Action-research project for the introduction of humanisation practices through artistic languages within municipal healthcare spaces, placing the needs of both practitioners and users at the centre.
Date: 09 DECEMBER 2024 from 15:00 to 18:00
Event location: Archiginnasio Piazza Galvani 1, Bologna
Towards a city-level coordination framework for integrating artistic languages into care environments—between humanisation and cultural welfare. On Monday 9 December, at the Archiginnasio Library, the Bologna Local Health Authority (Azienda USL), the University of Bologna, and the Municipal Department of Libraries and Cultural Welfare, together with several local guests, will present the outcomes of UmanizzArte. The project was designed and promoted by the Centro Antartide in Bologna, with the support of the Carisbo Foundation, with the aim of testing a methodology for the humanisation of care through the arts, reading, and culture across three healthcare settings of the Bologna Local Health Authority.
Students from the city’s art institute contributed works intended for the Community Paediatrics facilities in Borgo Panigale. Photographers brought visual beauty into the semi-intensive care unit of the Ospedale Maggiore, transforming the privacy screens between beds into actual “windows.” Artists also introduced new concepts and forms to redesign the ceiling of the corridor leading to the operating theatres at the San Giovanni in Persiceto Hospital—an area typically travelled by patients on stretchers in states of anxiety and apprehension.

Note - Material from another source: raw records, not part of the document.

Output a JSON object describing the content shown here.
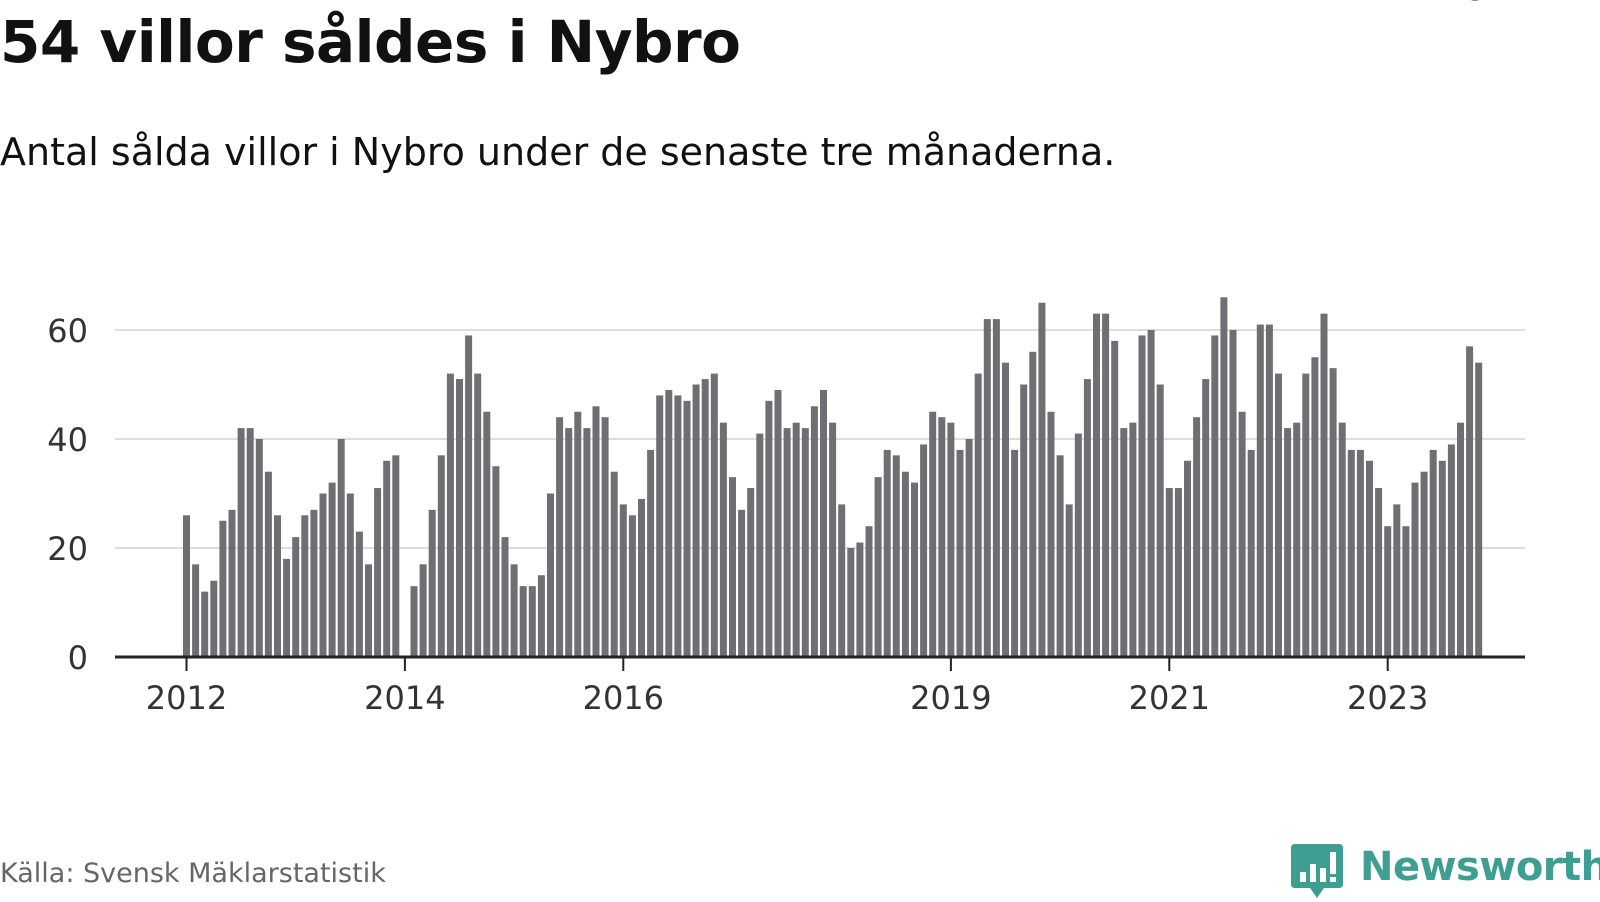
{
  "title": "54 villor såldes i Nybro",
  "subtitle": "Antal sålda villor i Nybro under de senaste tre månaderna.",
  "source": "Källa: Svensk Mäklarstatistik",
  "brand": {
    "name": "Newsworthy",
    "icon": "newsworthy-bar-chart-icon"
  },
  "colors": {
    "bar": "#6f6e73",
    "highlight": "#12a89c",
    "brand": "#3e9e92",
    "grid": "#dddddd",
    "axis": "#222222"
  },
  "chart_data": {
    "type": "bar",
    "title": "54 villor såldes i Nybro",
    "ylabel": "",
    "xlabel": "",
    "ylim": [
      0,
      70
    ],
    "yticks": [
      "0",
      "20",
      "40",
      "60"
    ],
    "xticks": [
      {
        "label": "2012",
        "index": 0
      },
      {
        "label": "2014",
        "index": 24
      },
      {
        "label": "2016",
        "index": 48
      },
      {
        "label": "2019",
        "index": 84
      },
      {
        "label": "2021",
        "index": 108
      },
      {
        "label": "2023",
        "index": 132
      }
    ],
    "grid": true,
    "start": "2012-01",
    "interval": "month",
    "values": [
      26,
      17,
      12,
      14,
      25,
      27,
      42,
      42,
      40,
      34,
      26,
      18,
      22,
      26,
      27,
      30,
      32,
      40,
      30,
      23,
      17,
      31,
      36,
      37,
      0,
      13,
      17,
      27,
      37,
      52,
      51,
      59,
      52,
      45,
      35,
      22,
      17,
      13,
      13,
      15,
      30,
      44,
      42,
      45,
      42,
      46,
      44,
      34,
      28,
      26,
      29,
      38,
      48,
      49,
      48,
      47,
      50,
      51,
      52,
      43,
      33,
      27,
      31,
      41,
      47,
      49,
      42,
      43,
      42,
      46,
      49,
      43,
      28,
      20,
      21,
      24,
      33,
      38,
      37,
      34,
      32,
      39,
      45,
      44,
      43,
      38,
      40,
      52,
      62,
      62,
      54,
      38,
      50,
      56,
      65,
      45,
      37,
      28,
      41,
      51,
      63,
      63,
      58,
      42,
      43,
      59,
      60,
      50,
      31,
      31,
      36,
      44,
      51,
      59,
      66,
      60,
      45,
      38,
      61,
      61,
      52,
      42,
      43,
      52,
      55,
      63,
      53,
      43,
      38,
      38,
      36,
      31,
      24,
      28,
      24,
      32,
      34,
      38,
      36,
      39,
      43,
      57,
      54
    ],
    "highlight_index": 143,
    "highlight_label": "54"
  }
}
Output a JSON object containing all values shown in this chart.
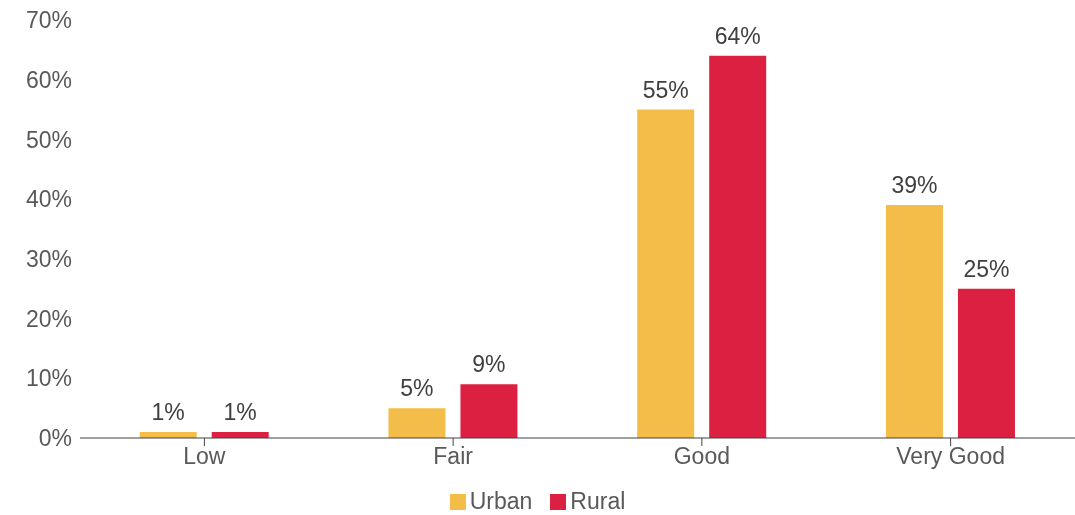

These interventions constitute the experimental core of UmanizzARTE, the action-research project promoted by Centro Antartide and funded by the Carisbo Foundation. The initiative involved the Bologna Local Health Authority, the Municipality of Bologna, and the Alma Mater Studiorum – University of Bologna, in collaboration with Paciu Maison. It focused on three different healthcare environments and their respective communities, with a single overarching objective: to test and define a methodology for introducing humanisation practices through artistic languages within the city’s healthcare spaces, foregrounding the needs of both healthcare professionals and users.